Desafios para o combate ao capacitismo em questão no Brasil

Enviada em 01/07/2021

Na Antiguidade, o infanticídio era recorrente sempre que a criança nascia com algum tipo de deficiência, pois estes eram julgados como menos capazes em sociedades que valorizavam a guerra e as capacidades físicas, a exemplo de Atenas e Esparta. No Brasil hodierno, a prática homicida não é mais comum, mas os deficientes ainda enfrentam desafios para lutar contra o capacitismo, como a violência simbólica e a falta de representação.

Em primeiro lugar, um dos impasses para o combate à essa forma de discriminação é o preconceito histórico e intrínseco à sociedade. Segundo o sociólogo francês Pierre Bordieu, a violência simbólica é a opressão social que se dá por meio de símbolos, isto é, sem necessáriamente o uso da força. Sob esse viés, percebe-se que o capacitismo configura-se como essa repressão figurativa socialmente enraizada, em que acredita-se que os deficientes são fisicamente e até mentalmente inferiores, assim como na Antiguidade Clássica.

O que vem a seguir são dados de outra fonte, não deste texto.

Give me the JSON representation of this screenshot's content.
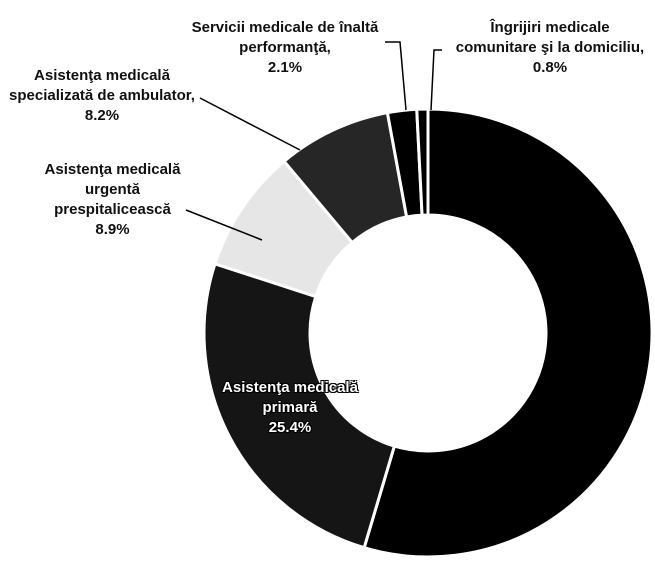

Além disso, a falta de espaço e representatividade nos meios de comunicação é outro desafio para o embate ao capacitismo. Um exemplo desse fato é a diferença nas horas de transmissão dos Jogos Olímpicos e das Paralimpíadas, que por vezes são mostradas em pequenas inserções nos programas de esportes ou jornais. Dessa forma, observa-se o tratamento diferenciado que os indivíduos que possuem algum tipo de deficiência têm, pois eles não estão presentes nem são representados como deveriam, de forma que não é possível que se conheça nem se desmistifique a deficiência.

Por conseguinte, com o objetivo de visibilizar mais a comunidade deficiente brasileira, é preciso que o Ministério das Comunicações - responsável pelos serviços de radiodifusão, internet e telecomunicações - incentive as grandes mídias de massa a relacionarem e darem espaço para os indivíduos deficientes, como jornalistas, atores, atrizes, cantores e influenciadores digitais. Isso pode ser feito por meio de programas, propagandas, telejornais e novelas que tratem do tema e discutam sobre a deficiência. Ademais, é imprescindível que as escolas insiram em sua rede de colaboradores pessoas com deficiência, pois assim, além de dar oportunidade, irá promover a diversidade em um ambiente formador de cidadãos, de forma a mitigar o preconceito.